Heureux comme un Israélien

Si Israël se regardait dans le miroir, il verrait un pays rempli de gens heureux, en bonne santé,globalement optimistes et résilients. Bref, un pays qui s’en sort plutôt bien…

Détente à  la mer Morte (photo credit: MARC ISRAEL SELLEM/THE JERUSALEM POST)
Détente à la mer Morte
(photo credit: MARC ISRAEL SELLEM/THE JERUSALEM POST)
Dans le cadre d’une séance de « pleine conscience » – technique psychologique qui se concentre uniquement sur les émotions et les événements du présent – on peut demander à des sujets, parfois dévêtus, de se tenir devant un miroir en pied, et de s’observer de près. Un exercice beaucoup plus inconfortable qu’il n’y paraît.
En ce début d’année 5776, il serait bon que chacun d’entre nous se regarde dans le miroir et examine ses actes. Imaginons un instant qu’Israël, la nation, en fasse de même. Si l’Etat juif se prêtait à cet exercice, que verrait-il ? Comment se comparerait-il à d’autres pays ?

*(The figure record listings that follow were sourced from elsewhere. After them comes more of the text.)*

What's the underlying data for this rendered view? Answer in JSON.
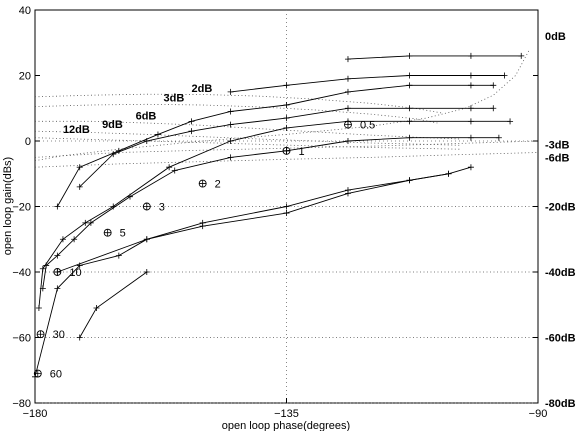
{
  "chart_data": {
    "type": "line",
    "title": "",
    "xlabel": "open loop phase(degrees)",
    "ylabel": "open loop gain(dBs)",
    "xlim": [
      -180,
      -90
    ],
    "ylim": [
      -80,
      40
    ],
    "grid": "dotted at x=-135 and y=0",
    "x_ticks": [
      {
        "value": -180,
        "label": "−180"
      },
      {
        "value": -135,
        "label": "−135"
      },
      {
        "value": -90,
        "label": "−90"
      }
    ],
    "y_ticks": [
      {
        "value": 40,
        "label": "40"
      },
      {
        "value": 20,
        "label": "20"
      },
      {
        "value": 0,
        "label": "0"
      },
      {
        "value": -20,
        "label": "−20"
      },
      {
        "value": -40,
        "label": "−40"
      },
      {
        "value": -60,
        "label": "−60"
      },
      {
        "value": -80,
        "label": "−80"
      }
    ],
    "closed_loop_gain_contours": [
      {
        "label": "0dB",
        "value": 0,
        "points": [
          [
            -180,
            -6
          ],
          [
            -175,
            -4.5
          ],
          [
            -165,
            -2.5
          ],
          [
            -150,
            0
          ],
          [
            -135,
            2
          ],
          [
            -120,
            4.5
          ],
          [
            -110,
            7
          ],
          [
            -103,
            10
          ],
          [
            -98,
            14
          ],
          [
            -94,
            20
          ],
          [
            -91.5,
            28
          ]
        ]
      },
      {
        "label": "2dB",
        "value": 2,
        "points": [
          [
            -180,
            13.5
          ],
          [
            -170,
            14
          ],
          [
            -160,
            14.3
          ],
          [
            -150,
            14.2
          ],
          [
            -140,
            13.7
          ],
          [
            -130,
            12.8
          ],
          [
            -120,
            11.5
          ],
          [
            -112,
            10
          ],
          [
            -107,
            8.5
          ]
        ]
      },
      {
        "label": "3dB",
        "value": 3,
        "points": [
          [
            -180,
            10.5
          ],
          [
            -170,
            11
          ],
          [
            -160,
            11.2
          ],
          [
            -150,
            11
          ],
          [
            -140,
            10.4
          ],
          [
            -130,
            9.5
          ],
          [
            -120,
            8.2
          ],
          [
            -112,
            6.8
          ],
          [
            -108,
            5.5
          ]
        ]
      },
      {
        "label": "6dB",
        "value": 6,
        "points": [
          [
            -180,
            6
          ],
          [
            -170,
            6
          ],
          [
            -160,
            5.5
          ],
          [
            -150,
            4.8
          ],
          [
            -140,
            3.8
          ],
          [
            -130,
            2.8
          ],
          [
            -120,
            1.8
          ],
          [
            -110,
            1
          ],
          [
            -104,
            0.6
          ]
        ]
      },
      {
        "label": "9dB",
        "value": 9,
        "points": [
          [
            -180,
            3
          ],
          [
            -170,
            2.6
          ],
          [
            -160,
            2
          ],
          [
            -150,
            1.3
          ],
          [
            -140,
            0.6
          ],
          [
            -130,
            0
          ],
          [
            -120,
            -0.6
          ],
          [
            -110,
            -1
          ],
          [
            -104,
            -1.3
          ]
        ]
      },
      {
        "label": "12dB",
        "value": 12,
        "points": [
          [
            -180,
            1
          ],
          [
            -170,
            0.5
          ],
          [
            -160,
            0
          ],
          [
            -150,
            -0.5
          ],
          [
            -140,
            -1
          ],
          [
            -130,
            -1.5
          ],
          [
            -120,
            -2
          ],
          [
            -110,
            -2.3
          ],
          [
            -104,
            -2.5
          ]
        ]
      },
      {
        "label": "-3dB",
        "value": -3,
        "points": [
          [
            -180,
            -5
          ],
          [
            -165,
            -3.5
          ],
          [
            -150,
            -2.8
          ],
          [
            -135,
            -2.2
          ],
          [
            -120,
            -1.6
          ],
          [
            -105,
            -0.8
          ],
          [
            -90,
            0
          ]
        ]
      },
      {
        "label": "-6dB",
        "value": -6,
        "points": [
          [
            -180,
            -8
          ],
          [
            -165,
            -7
          ],
          [
            -150,
            -6.3
          ],
          [
            -135,
            -5.6
          ],
          [
            -120,
            -5
          ],
          [
            -105,
            -4.2
          ],
          [
            -90,
            -3.5
          ]
        ]
      },
      {
        "label": "-20dB",
        "value": -20,
        "points": [
          [
            -180,
            -20
          ],
          [
            -90,
            -20
          ]
        ]
      },
      {
        "label": "-40dB",
        "value": -40,
        "points": [
          [
            -180,
            -40
          ],
          [
            -90,
            -40
          ]
        ]
      },
      {
        "label": "-60dB",
        "value": -60,
        "points": [
          [
            -180,
            -60
          ],
          [
            -90,
            -60
          ]
        ]
      },
      {
        "label": "-80dB",
        "value": -80,
        "points": [
          [
            -180,
            -80
          ],
          [
            -90,
            -80
          ]
        ]
      }
    ],
    "curves": [
      {
        "points": [
          [
            -179.3,
            -51
          ],
          [
            -178.6,
            -39
          ],
          [
            -175,
            -30
          ],
          [
            -171,
            -25
          ],
          [
            -166,
            -20
          ],
          [
            -156,
            -8
          ],
          [
            -145,
            0
          ],
          [
            -135,
            4
          ],
          [
            -124,
            6
          ],
          [
            -113,
            6
          ],
          [
            -102,
            6
          ],
          [
            -95,
            6
          ]
        ]
      },
      {
        "points": [
          [
            -178.6,
            -45
          ],
          [
            -178,
            -38
          ],
          [
            -176,
            -35
          ],
          [
            -173,
            -30
          ],
          [
            -170,
            -25
          ],
          [
            -163,
            -17
          ],
          [
            -155,
            -9
          ],
          [
            -145,
            -5
          ],
          [
            -135,
            -3
          ],
          [
            -124,
            0
          ],
          [
            -113,
            1
          ],
          [
            -102,
            1
          ],
          [
            -97,
            1
          ]
        ]
      },
      {
        "points": [
          [
            -176,
            -20
          ],
          [
            -172,
            -8
          ],
          [
            -165,
            -3
          ],
          [
            -158,
            2
          ],
          [
            -152,
            6
          ],
          [
            -145,
            9
          ],
          [
            -135,
            11
          ],
          [
            -124,
            15
          ],
          [
            -113,
            17
          ],
          [
            -102,
            17
          ],
          [
            -98,
            17
          ]
        ]
      },
      {
        "points": [
          [
            -172,
            -14
          ],
          [
            -166,
            -4
          ],
          [
            -160,
            0
          ],
          [
            -152,
            3
          ],
          [
            -145,
            5
          ],
          [
            -135,
            7
          ],
          [
            -124,
            10
          ],
          [
            -113,
            10
          ],
          [
            -102,
            10
          ],
          [
            -98,
            10
          ]
        ]
      },
      {
        "points": [
          [
            -145,
            15
          ],
          [
            -135,
            17
          ],
          [
            -124,
            19
          ],
          [
            -113,
            20
          ],
          [
            -102,
            20
          ],
          [
            -96,
            20
          ]
        ]
      },
      {
        "points": [
          [
            -124,
            25
          ],
          [
            -113,
            26
          ],
          [
            -102,
            26
          ],
          [
            -93,
            26
          ]
        ]
      },
      {
        "points": [
          [
            -172,
            -60
          ],
          [
            -169,
            -51
          ],
          [
            -160,
            -40
          ]
        ]
      },
      {
        "points": [
          [
            -180,
            -72
          ],
          [
            -176,
            -45
          ],
          [
            -172,
            -38
          ],
          [
            -165,
            -35
          ],
          [
            -160,
            -30
          ],
          [
            -150,
            -25
          ],
          [
            -135,
            -20
          ],
          [
            -124,
            -15
          ],
          [
            -113,
            -12
          ],
          [
            -106,
            -10
          ]
        ]
      },
      {
        "points": [
          [
            -176,
            -40
          ],
          [
            -160,
            -30
          ],
          [
            -150,
            -26
          ],
          [
            -135,
            -22
          ],
          [
            -124,
            -16
          ],
          [
            -113,
            -12
          ],
          [
            -106,
            -10
          ],
          [
            -102,
            -8
          ]
        ]
      }
    ],
    "frequency_labels": [
      {
        "label": "0.5",
        "x": -124,
        "y": 5
      },
      {
        "label": "1",
        "x": -135,
        "y": -3
      },
      {
        "label": "2",
        "x": -150,
        "y": -13
      },
      {
        "label": "3",
        "x": -160,
        "y": -20
      },
      {
        "label": "5",
        "x": -167,
        "y": -28
      },
      {
        "label": "10",
        "x": -176,
        "y": -40
      },
      {
        "label": "30",
        "x": -179,
        "y": -59
      },
      {
        "label": "60",
        "x": -179.5,
        "y": -71
      }
    ]
  },
  "text": {
    "xlabel": "open loop phase(degrees)",
    "ylabel": "open loop gain(dBs)"
  }
}
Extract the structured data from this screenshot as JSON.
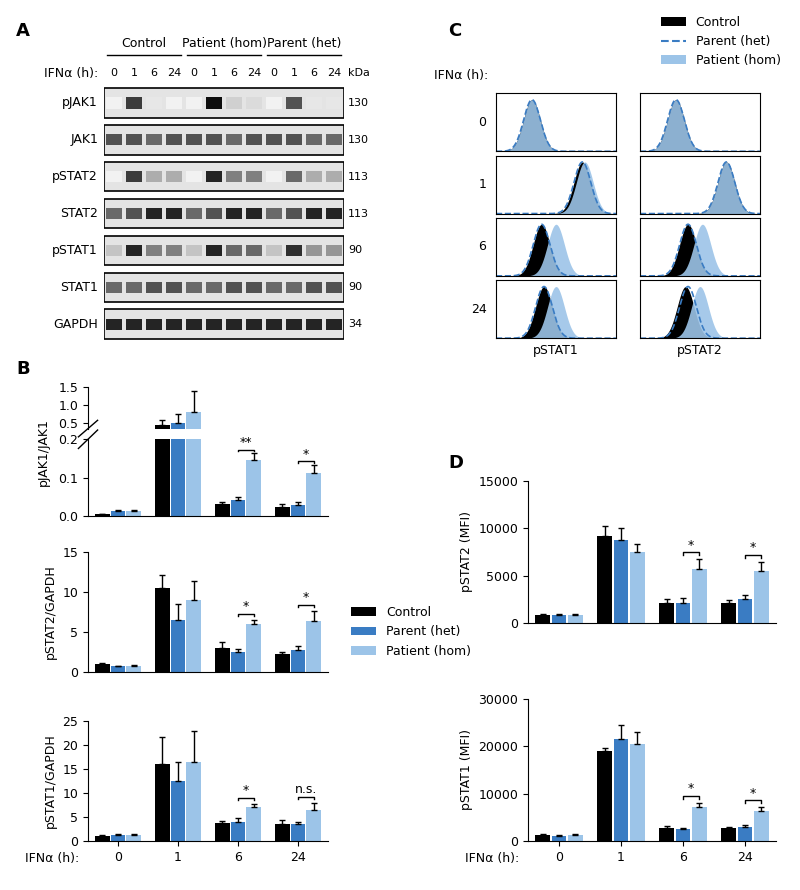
{
  "groups": [
    {
      "name": "Control",
      "color": "#000000"
    },
    {
      "name": "Parent (het)",
      "color": "#3a7cc3"
    },
    {
      "name": "Patient (hom)",
      "color": "#9cc4e8"
    }
  ],
  "blot": {
    "label": "A",
    "time_label": "IFNα (h):",
    "lane_groups": [
      "Control",
      "Patient (hom)",
      "Parent (het)"
    ],
    "lanes": [
      "0",
      "1",
      "6",
      "24"
    ],
    "unit": "kDa",
    "rows": [
      {
        "name": "pJAK1",
        "kDa": 130,
        "intensity": [
          0.0,
          0.8,
          0.05,
          0.0,
          0.0,
          1.0,
          0.15,
          0.1,
          0.0,
          0.7,
          0.05,
          0.05
        ]
      },
      {
        "name": "JAK1",
        "kDa": 130,
        "intensity": [
          0.7,
          0.7,
          0.6,
          0.7,
          0.7,
          0.7,
          0.6,
          0.7,
          0.7,
          0.7,
          0.6,
          0.6
        ]
      },
      {
        "name": "pSTAT2",
        "kDa": 113,
        "intensity": [
          0.0,
          0.8,
          0.3,
          0.3,
          0.0,
          0.9,
          0.5,
          0.5,
          0.0,
          0.6,
          0.3,
          0.3
        ]
      },
      {
        "name": "STAT2",
        "kDa": 113,
        "intensity": [
          0.6,
          0.7,
          0.9,
          0.9,
          0.6,
          0.7,
          0.9,
          0.9,
          0.6,
          0.7,
          0.9,
          0.9
        ]
      },
      {
        "name": "pSTAT1",
        "kDa": 90,
        "intensity": [
          0.2,
          0.9,
          0.5,
          0.5,
          0.2,
          0.9,
          0.6,
          0.6,
          0.2,
          0.85,
          0.4,
          0.4
        ]
      },
      {
        "name": "STAT1",
        "kDa": 90,
        "intensity": [
          0.6,
          0.6,
          0.7,
          0.7,
          0.6,
          0.6,
          0.7,
          0.7,
          0.6,
          0.6,
          0.7,
          0.7
        ]
      },
      {
        "name": "GAPDH",
        "kDa": 34,
        "intensity": [
          0.9,
          0.9,
          0.9,
          0.9,
          0.9,
          0.9,
          0.9,
          0.9,
          0.9,
          0.9,
          0.9,
          0.9
        ]
      }
    ]
  },
  "chart_data": [
    {
      "label": "B",
      "type": "bar",
      "ylabel": "pJAK1/JAK1",
      "categories": [
        "0",
        "1",
        "6",
        "24"
      ],
      "tick_labels": "y",
      "segments": [
        {
          "ylim": [
            0,
            0.2
          ],
          "yticks": [
            {
              "value": 0,
              "label": "0.0"
            },
            0.1,
            0.2
          ]
        },
        {
          "ylim": [
            0.35,
            1.5
          ],
          "yticks": [
            0.5,
            {
              "value": 1,
              "label": "1.0"
            },
            1.5
          ]
        }
      ],
      "series": [
        {
          "values": [
            0.005,
            0.45,
            0.032,
            0.025
          ],
          "errors": [
            0.002,
            0.15,
            0.006,
            0.007
          ]
        },
        {
          "values": [
            0.013,
            0.5,
            0.043,
            0.028
          ],
          "errors": [
            0.003,
            0.25,
            0.006,
            0.008
          ]
        },
        {
          "values": [
            0.013,
            0.8,
            0.145,
            0.113
          ],
          "errors": [
            0.004,
            0.6,
            0.018,
            0.02
          ]
        }
      ],
      "annotations": [
        {
          "category": "6",
          "text": "**"
        },
        {
          "category": "24",
          "text": "*"
        }
      ]
    },
    {
      "type": "bar",
      "ylabel": "pSTAT2/GAPDH",
      "categories": [
        "0",
        "1",
        "6",
        "24"
      ],
      "tick_labels": "y",
      "ylim": [
        0,
        15
      ],
      "yticks": [
        0,
        5,
        10,
        15
      ],
      "series": [
        {
          "values": [
            1.0,
            10.5,
            3.0,
            2.2
          ],
          "errors": [
            0.1,
            1.6,
            0.7,
            0.3
          ]
        },
        {
          "values": [
            0.7,
            6.5,
            2.5,
            2.8
          ],
          "errors": [
            0.1,
            2.0,
            0.4,
            0.4
          ]
        },
        {
          "values": [
            0.8,
            9.0,
            6.0,
            6.3
          ],
          "errors": [
            0.1,
            2.3,
            0.5,
            1.3
          ]
        }
      ],
      "annotations": [
        {
          "category": "6",
          "text": "*"
        },
        {
          "category": "24",
          "text": "*"
        }
      ]
    },
    {
      "type": "bar",
      "ylabel": "pSTAT1/GAPDH",
      "categories": [
        "0",
        "1",
        "6",
        "24"
      ],
      "tick_labels": true,
      "xlabel": "IFNα (h):",
      "ylim": [
        0,
        25
      ],
      "yticks": [
        0,
        5,
        10,
        15,
        20,
        25
      ],
      "series": [
        {
          "values": [
            1.0,
            16.0,
            3.7,
            3.6
          ],
          "errors": [
            0.3,
            5.7,
            0.4,
            0.7
          ]
        },
        {
          "values": [
            1.2,
            12.5,
            4.0,
            3.5
          ],
          "errors": [
            0.3,
            4.0,
            0.8,
            0.5
          ]
        },
        {
          "values": [
            1.2,
            16.5,
            7.0,
            6.5
          ],
          "errors": [
            0.3,
            6.3,
            0.8,
            1.5
          ]
        }
      ],
      "annotations": [
        {
          "category": "6",
          "text": "*"
        },
        {
          "category": "24",
          "text": "n.s."
        }
      ]
    },
    {
      "label": "D",
      "type": "bar",
      "ylabel": "pSTAT2 (MFI)",
      "categories": [
        "0",
        "1",
        "6",
        "24"
      ],
      "tick_labels": "y",
      "ylim": [
        0,
        15000
      ],
      "yticks": [
        0,
        5000,
        10000,
        15000
      ],
      "series": [
        {
          "values": [
            800,
            9200,
            2100,
            2100
          ],
          "errors": [
            100,
            1000,
            400,
            300
          ]
        },
        {
          "values": [
            800,
            8700,
            2100,
            2500
          ],
          "errors": [
            100,
            1300,
            500,
            500
          ]
        },
        {
          "values": [
            800,
            7500,
            5700,
            5500
          ],
          "errors": [
            100,
            800,
            1000,
            900
          ]
        }
      ],
      "annotations": [
        {
          "category": "6",
          "text": "*"
        },
        {
          "category": "24",
          "text": "*"
        }
      ]
    },
    {
      "type": "bar",
      "ylabel": "pSTAT1 (MFI)",
      "categories": [
        "0",
        "1",
        "6",
        "24"
      ],
      "tick_labels": true,
      "xlabel": "IFNα (h):",
      "ylim": [
        0,
        30000
      ],
      "yticks": [
        0,
        10000,
        20000,
        30000
      ],
      "series": [
        {
          "values": [
            1300,
            19000,
            2800,
            2800
          ],
          "errors": [
            200,
            500,
            300,
            200
          ]
        },
        {
          "values": [
            1100,
            21500,
            2500,
            3000
          ],
          "errors": [
            200,
            3000,
            300,
            300
          ]
        },
        {
          "values": [
            1300,
            20500,
            7200,
            6300
          ],
          "errors": [
            200,
            2500,
            800,
            800
          ]
        }
      ],
      "annotations": [
        {
          "category": "6",
          "text": "*"
        },
        {
          "category": "24",
          "text": "*"
        }
      ]
    }
  ],
  "histograms": {
    "label": "C",
    "time_label": "IFNα (h):",
    "times": [
      "0",
      "1",
      "6",
      "24"
    ],
    "markers": [
      "pSTAT1",
      "pSTAT2"
    ],
    "xlim": [
      0,
      1
    ],
    "spread": 0.07,
    "peaks": {
      "pSTAT1": [
        [
          0.3,
          0.3,
          0.3
        ],
        [
          0.72,
          0.72,
          0.74
        ],
        [
          0.38,
          0.38,
          0.5
        ],
        [
          0.4,
          0.4,
          0.5
        ]
      ],
      "pSTAT2": [
        [
          0.3,
          0.3,
          0.3
        ],
        [
          0.72,
          0.72,
          0.72
        ],
        [
          0.4,
          0.4,
          0.52
        ],
        [
          0.38,
          0.4,
          0.5
        ]
      ]
    }
  }
}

Voici quelques résultats, en partie basés sur un « miroir » bien pratique connu comme l’Enquête sociale européenne (ESS) – un indicateur de satisfaction de vie utilisé dans 29 pays, principalement européens, mais qui comprend également Israël, la Russie et l’Ukraine. Initiée en 2001, cette enquête bisannuelle s’appuie sur près de 300 000 interviews.
Dans l’ensemble, les résultats sont plutôt bons. Si les Israéliens sont farouchement autocritiques, ils savent aussi reconnaître à quel point la vie est attrayante en Israël, en dépit de tout.
Bonheur Les Israéliens sont heureux. Selon le dernier rapport sur le bonheur des Nations unies, ils se sont classés à la 11e place sur l’échelle mondiale de satisfaction de vie. Soit avant les Américains et les Français. La première position est occupée par le Danemark où la vie est stable, détendue, tranquille. En Israël, le quotidien est perçu comme dynamique, riche en événements et stimulant. Personnellement, je préfère Israël.
Selon l’ONU, l’indice de satisfaction de l’Etat juif a même augmenté entre 2005-2007 et 2012-2014, en dépit de la crise financière mondiale de 2008-2012 et de deux guerres difficiles à Gaza.
Le contraste avec les voisins du Moyen-Orient est saisissant : les Palestiniens se classent 108e, l’Egypte 135e, la Jordanie et le Liban respectivement 85e et 103e. Le fossé ne s’explique pas uniquement en termes de situation économique. Le social joue un rôle déterminant. Le Liban, par exemple, a récemment été le théâtre de manifestations massives pour un motif aussi banal que la non-collecte des ordures.
Résilience Comment les Israéliens peuvent-ils être heureux alors qu’ils sont confrontés à des guerres, menacés par des roquettes, boycotts et autres armes nucléaires iraniennes, et que les coûts du logement et de la vie sont inabordables ? La réponse se trouve dans la résilience.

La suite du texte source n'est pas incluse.